Naar het oordeel van de rechtbank heeft verweerder bovengenoemde omstandigheden onvoldoende meegenomen bij de belangenafweging bij de vraag of er sprake is van een positieve verplichting om eiseressen verblijf in Nederland toe te staan, en had verweerder tot het oordeel dienen te komen dat art. 8 EVRM in het onderhavige geval een positieve verplichting meebrengt om eiseressen verblijf in Nederland toe te staan.
De bestreden beschikkingen zijn derhalve onvoldoende gemotiveerd.
Het beroep is derhalve gegrond.
Ten aanzien van het beroep van 3 maart 2004 onder nummer 04/10389 MVV A S2 wordt het volgende overwogen.
Gelet op hetgeen over het rechtskarakter van het verzoek van 3 maart 1998 en de beslissing van 4 november 1998 is overwogen, dient ook het verzoek van 25 november 1996 als een aanvraag te worden aangemerkt. De beslissing daarop van 31 december 2002 is derhalve een besluit. Dit betekent dat verweerder in het bestreden besluit van 11 februari 2004 ten onrechte het bezwaar van 24 januari 2003 niet-ontvankelijk heeft verklaard. Reeds hierom is het beroep gegrond.

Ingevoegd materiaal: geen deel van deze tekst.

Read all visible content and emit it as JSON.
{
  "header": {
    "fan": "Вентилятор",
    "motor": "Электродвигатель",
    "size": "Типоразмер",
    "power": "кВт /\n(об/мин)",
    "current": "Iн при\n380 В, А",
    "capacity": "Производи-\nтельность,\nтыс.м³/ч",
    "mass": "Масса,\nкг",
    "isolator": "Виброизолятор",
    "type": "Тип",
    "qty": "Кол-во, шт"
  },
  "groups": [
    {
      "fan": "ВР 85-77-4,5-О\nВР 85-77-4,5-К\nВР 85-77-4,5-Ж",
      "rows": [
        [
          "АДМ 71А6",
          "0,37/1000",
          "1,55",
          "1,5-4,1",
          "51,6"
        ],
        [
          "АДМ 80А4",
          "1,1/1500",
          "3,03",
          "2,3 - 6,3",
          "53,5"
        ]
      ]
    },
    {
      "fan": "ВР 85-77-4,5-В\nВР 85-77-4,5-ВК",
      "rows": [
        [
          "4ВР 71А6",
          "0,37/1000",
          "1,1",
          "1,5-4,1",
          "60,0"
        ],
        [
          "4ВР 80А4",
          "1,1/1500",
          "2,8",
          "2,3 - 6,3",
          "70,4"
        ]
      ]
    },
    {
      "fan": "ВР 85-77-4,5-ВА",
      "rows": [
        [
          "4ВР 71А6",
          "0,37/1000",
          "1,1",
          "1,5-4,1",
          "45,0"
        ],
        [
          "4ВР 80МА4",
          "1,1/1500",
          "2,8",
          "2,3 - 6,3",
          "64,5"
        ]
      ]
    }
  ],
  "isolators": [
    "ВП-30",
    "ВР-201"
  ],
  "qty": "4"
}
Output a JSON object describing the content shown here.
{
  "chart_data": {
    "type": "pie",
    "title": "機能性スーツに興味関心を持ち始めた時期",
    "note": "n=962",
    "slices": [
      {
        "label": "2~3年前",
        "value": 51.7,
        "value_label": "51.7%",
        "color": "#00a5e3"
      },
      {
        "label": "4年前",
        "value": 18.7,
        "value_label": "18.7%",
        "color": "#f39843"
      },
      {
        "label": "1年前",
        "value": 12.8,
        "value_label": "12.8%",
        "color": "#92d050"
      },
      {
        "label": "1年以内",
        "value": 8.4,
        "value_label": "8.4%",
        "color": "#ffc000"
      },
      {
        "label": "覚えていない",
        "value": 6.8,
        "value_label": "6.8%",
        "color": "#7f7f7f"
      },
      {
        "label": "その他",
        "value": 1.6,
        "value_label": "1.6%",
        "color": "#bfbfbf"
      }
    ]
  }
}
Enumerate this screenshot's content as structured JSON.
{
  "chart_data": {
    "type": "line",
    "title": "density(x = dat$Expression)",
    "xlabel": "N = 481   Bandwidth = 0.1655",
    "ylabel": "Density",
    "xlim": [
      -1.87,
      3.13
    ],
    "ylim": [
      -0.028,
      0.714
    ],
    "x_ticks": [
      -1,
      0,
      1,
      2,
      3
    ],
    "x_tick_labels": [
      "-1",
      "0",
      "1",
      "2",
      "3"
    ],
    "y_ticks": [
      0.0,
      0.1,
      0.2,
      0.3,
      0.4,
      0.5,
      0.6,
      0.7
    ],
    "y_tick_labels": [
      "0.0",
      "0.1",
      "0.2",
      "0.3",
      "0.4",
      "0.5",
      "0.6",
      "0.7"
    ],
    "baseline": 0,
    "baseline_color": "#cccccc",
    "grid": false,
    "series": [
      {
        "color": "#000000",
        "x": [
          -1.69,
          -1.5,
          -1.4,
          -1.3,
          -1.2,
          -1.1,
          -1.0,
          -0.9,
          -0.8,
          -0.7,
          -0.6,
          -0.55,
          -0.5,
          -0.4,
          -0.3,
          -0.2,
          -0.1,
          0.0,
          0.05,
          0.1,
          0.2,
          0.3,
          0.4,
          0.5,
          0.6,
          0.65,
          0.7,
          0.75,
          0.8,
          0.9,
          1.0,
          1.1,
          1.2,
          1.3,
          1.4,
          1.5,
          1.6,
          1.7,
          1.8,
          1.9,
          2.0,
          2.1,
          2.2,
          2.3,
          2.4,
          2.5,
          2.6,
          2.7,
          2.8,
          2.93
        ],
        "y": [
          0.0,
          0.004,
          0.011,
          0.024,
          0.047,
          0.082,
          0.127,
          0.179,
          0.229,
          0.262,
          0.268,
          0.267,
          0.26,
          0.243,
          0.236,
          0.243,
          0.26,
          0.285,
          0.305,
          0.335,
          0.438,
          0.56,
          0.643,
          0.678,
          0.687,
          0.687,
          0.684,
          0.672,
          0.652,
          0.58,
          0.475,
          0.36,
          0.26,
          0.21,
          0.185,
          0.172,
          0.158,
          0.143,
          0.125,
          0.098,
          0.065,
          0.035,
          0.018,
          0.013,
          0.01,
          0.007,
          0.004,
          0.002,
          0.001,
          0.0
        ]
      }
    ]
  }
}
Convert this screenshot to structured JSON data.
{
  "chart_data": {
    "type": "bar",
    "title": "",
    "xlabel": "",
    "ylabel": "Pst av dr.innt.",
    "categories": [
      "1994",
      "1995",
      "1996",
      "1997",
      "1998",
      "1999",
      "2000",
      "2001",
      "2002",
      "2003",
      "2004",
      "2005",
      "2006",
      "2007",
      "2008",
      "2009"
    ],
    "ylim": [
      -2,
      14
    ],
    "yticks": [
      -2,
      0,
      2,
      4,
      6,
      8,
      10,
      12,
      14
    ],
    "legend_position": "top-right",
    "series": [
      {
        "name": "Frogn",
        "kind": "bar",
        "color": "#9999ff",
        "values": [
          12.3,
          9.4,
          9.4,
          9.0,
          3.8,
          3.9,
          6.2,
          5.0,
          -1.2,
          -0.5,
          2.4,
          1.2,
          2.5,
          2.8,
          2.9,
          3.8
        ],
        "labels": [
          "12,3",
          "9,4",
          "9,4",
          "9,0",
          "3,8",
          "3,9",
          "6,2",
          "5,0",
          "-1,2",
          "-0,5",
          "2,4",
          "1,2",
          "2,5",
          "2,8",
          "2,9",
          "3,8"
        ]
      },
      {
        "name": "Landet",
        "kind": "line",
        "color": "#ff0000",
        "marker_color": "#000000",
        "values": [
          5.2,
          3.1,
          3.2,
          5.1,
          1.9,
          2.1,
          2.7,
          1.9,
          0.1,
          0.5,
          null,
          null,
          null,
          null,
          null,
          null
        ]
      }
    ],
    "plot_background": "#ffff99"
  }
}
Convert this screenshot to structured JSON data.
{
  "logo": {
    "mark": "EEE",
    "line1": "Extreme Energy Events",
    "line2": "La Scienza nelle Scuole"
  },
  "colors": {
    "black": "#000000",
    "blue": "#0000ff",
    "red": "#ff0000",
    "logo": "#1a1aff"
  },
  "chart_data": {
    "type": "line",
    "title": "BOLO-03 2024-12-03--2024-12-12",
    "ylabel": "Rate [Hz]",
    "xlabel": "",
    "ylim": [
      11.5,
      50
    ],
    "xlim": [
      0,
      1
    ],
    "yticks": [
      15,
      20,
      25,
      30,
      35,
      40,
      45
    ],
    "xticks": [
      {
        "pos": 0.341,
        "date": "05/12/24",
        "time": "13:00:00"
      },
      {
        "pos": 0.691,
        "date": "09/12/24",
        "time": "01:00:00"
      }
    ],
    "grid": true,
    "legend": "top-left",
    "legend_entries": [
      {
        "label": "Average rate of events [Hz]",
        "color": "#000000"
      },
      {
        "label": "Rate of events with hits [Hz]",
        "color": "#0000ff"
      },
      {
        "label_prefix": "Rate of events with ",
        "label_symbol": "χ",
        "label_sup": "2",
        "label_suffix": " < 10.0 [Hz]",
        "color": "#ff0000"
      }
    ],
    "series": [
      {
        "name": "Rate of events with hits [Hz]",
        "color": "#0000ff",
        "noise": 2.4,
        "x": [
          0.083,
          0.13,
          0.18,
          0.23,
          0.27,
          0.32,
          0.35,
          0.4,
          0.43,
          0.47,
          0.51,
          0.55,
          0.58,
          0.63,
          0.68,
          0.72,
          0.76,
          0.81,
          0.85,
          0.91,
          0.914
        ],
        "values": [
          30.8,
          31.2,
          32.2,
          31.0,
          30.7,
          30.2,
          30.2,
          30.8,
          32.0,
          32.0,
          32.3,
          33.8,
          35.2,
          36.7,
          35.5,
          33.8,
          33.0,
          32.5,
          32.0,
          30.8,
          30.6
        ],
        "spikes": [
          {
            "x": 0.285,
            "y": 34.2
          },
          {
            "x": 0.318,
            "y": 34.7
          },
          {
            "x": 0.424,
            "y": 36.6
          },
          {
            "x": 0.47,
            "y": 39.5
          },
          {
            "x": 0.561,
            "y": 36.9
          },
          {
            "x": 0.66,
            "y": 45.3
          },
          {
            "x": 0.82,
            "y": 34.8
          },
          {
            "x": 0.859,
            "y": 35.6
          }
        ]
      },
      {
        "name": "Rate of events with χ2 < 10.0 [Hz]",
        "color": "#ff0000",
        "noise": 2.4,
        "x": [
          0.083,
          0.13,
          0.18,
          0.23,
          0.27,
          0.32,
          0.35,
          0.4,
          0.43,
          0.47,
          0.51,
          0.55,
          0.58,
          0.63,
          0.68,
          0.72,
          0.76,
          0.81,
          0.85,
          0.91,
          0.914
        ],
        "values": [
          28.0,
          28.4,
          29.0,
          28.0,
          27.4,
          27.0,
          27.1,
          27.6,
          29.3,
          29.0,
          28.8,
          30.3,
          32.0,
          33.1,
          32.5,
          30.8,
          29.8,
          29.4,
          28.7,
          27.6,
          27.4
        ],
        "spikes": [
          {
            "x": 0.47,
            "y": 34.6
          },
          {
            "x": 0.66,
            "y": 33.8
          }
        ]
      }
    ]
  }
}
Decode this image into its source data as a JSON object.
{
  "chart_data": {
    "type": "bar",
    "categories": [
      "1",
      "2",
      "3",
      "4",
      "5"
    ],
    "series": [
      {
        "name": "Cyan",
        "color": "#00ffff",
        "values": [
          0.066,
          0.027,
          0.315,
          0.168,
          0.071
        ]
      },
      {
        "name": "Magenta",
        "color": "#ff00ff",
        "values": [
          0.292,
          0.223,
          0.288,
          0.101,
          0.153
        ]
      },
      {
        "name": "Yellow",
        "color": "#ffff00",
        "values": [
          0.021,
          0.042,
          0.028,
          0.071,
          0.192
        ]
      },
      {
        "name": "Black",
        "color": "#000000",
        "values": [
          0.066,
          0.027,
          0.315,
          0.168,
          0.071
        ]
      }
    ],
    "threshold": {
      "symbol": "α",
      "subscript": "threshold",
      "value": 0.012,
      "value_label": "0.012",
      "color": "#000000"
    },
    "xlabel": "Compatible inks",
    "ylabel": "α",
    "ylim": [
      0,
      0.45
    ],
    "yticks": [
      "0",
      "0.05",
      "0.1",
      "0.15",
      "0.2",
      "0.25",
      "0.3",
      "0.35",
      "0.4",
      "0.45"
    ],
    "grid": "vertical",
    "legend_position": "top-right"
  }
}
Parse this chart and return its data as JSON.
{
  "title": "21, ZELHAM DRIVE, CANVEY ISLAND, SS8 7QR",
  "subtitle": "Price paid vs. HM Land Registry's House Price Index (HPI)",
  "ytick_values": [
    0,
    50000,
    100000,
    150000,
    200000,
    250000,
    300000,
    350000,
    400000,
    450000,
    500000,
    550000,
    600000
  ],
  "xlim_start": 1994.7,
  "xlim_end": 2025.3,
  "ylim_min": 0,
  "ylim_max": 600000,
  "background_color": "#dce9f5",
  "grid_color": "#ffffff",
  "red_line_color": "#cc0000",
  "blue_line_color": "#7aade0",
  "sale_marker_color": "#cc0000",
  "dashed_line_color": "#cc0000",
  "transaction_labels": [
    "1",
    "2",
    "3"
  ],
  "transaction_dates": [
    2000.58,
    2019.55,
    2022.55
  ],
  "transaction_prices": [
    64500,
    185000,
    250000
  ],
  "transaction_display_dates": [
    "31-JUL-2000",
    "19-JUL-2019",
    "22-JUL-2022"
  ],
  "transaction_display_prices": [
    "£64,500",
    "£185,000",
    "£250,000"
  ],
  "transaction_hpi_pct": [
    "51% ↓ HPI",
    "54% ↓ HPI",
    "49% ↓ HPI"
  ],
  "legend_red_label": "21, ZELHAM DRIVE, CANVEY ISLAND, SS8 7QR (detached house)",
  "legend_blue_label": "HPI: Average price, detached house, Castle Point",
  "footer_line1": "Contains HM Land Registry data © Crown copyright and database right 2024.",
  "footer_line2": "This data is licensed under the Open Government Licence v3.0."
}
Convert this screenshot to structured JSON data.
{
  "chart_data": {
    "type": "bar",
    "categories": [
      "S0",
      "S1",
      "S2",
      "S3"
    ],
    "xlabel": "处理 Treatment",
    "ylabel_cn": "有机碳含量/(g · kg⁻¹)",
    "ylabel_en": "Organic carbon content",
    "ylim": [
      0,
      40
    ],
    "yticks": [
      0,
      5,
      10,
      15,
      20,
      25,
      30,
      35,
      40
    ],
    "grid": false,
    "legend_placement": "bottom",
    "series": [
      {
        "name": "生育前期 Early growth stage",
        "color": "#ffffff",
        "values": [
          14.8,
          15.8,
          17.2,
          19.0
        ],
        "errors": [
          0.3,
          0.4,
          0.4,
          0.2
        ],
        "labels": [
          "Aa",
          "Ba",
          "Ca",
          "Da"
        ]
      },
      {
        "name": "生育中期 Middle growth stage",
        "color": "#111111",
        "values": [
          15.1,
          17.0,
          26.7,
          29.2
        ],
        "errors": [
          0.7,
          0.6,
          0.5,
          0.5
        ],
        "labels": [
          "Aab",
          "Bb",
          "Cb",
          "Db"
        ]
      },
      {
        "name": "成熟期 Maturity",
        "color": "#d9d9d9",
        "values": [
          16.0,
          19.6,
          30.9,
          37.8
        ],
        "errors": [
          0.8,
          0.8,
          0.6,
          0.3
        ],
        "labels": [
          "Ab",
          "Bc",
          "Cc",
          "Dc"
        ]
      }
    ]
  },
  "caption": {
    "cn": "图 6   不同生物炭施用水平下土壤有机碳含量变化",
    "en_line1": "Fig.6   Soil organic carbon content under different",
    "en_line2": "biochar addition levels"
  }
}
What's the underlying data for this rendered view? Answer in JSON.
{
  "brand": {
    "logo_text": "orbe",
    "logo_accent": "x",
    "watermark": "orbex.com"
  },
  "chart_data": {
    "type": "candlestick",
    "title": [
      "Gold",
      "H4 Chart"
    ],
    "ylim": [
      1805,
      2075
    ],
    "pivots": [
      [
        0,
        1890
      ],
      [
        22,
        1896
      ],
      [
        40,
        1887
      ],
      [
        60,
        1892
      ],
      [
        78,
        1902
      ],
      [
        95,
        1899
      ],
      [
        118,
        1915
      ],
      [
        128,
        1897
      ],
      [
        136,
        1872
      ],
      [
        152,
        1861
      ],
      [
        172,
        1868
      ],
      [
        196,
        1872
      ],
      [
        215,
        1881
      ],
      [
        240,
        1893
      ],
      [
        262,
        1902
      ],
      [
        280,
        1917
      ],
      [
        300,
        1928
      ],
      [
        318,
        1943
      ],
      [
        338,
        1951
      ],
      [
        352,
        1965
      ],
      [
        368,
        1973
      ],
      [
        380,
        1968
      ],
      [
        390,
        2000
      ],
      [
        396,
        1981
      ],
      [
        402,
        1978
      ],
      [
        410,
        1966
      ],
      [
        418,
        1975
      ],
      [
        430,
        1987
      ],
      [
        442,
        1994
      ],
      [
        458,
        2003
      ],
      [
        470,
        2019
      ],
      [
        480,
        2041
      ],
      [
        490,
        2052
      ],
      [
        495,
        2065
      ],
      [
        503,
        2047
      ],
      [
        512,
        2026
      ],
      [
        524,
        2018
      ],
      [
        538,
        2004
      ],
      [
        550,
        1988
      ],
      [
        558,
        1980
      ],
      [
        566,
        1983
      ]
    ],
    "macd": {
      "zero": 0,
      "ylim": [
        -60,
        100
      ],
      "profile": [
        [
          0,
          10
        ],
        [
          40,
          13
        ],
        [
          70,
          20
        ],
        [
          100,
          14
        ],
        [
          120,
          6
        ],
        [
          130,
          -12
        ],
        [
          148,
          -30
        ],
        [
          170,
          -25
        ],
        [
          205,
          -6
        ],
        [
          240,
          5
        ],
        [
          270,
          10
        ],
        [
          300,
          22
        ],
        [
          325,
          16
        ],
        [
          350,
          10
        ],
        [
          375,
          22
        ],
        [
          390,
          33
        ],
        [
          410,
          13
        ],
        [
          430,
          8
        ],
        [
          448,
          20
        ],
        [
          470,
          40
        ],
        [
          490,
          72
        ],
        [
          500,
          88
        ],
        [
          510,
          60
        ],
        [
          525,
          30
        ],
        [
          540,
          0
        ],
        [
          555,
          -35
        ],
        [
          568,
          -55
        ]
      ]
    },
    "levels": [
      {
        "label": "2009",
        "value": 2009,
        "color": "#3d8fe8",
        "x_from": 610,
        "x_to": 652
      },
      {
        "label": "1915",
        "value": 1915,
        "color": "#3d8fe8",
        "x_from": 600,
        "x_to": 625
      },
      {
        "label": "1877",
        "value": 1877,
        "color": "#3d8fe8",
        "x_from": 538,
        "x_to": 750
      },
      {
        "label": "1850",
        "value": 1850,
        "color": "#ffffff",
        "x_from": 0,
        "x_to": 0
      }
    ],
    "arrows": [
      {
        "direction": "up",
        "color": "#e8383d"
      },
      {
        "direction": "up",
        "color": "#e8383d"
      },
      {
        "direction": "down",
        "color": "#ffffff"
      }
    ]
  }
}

Voor vergoeding van het betaalde griffierecht of veroordeling van een partij in de kosten die de andere partij in verband met de behandeling van het beroep redelijkerwijs heeft moeten maken, bestaat aanleiding.
De rechtbank:
- verklaart het beroep onder nummer 03/5247 BEPTDN A S2 gegrond en vernietigt het bestreden besluit;
- verklaart het beroep onder nummer 04/10389 MVV A S2 gegrond en vernietigt het bestreden besluit;
- wijst de Staat der Nederlanden aan als rechtspersoon om het betaalde griffierecht ad euro 109,- en euro 116,- aan eiseres te vergoeden;
- veroordeelt verweerder in de proceskosten ad euro 1288,- (twee beroepschriften en twee zittingen) onder aanwijzing van de Staat der Nederlanden als rechtspersoon die deze kosten aan eiseressen moet voldoen.
Tegen deze uitspraak voor zover betrekking hebbend op het beroep onder nummer 03/5247 BEPTDN A S2 staat geen hoger beroep open. Tegen deze uitspraak voor zover betrekking hebbend op het beroep onder nummer 04/10389 MVV A S2 kunnen partijen binnen vier weken na de datum van verzending van deze uitspraak hoger beroep instellen bij de Afdeling bestuursrechtspraak van de Raad van State, onder vermelding van “hoger beroep vreemdelingenzaken”, postbus 16113, 2500 BC te ’s-Gravenhage. Ingevolge artikel 85 Vw 2000 dient het beroepschrift één of meer grieven tegen de uitspraak te bevatten. Artikel 6:6 Awb is niet van toepassing.
Aldus gegeven door mr. J.L. Boxum, voorzitter, en mrs. K. Wentholt en B.I. Klaassens, rechters, en in het openbaar uitgesproken in tegenwoordigheid van L. Nijenhuis als griffier op 12 juli 2004.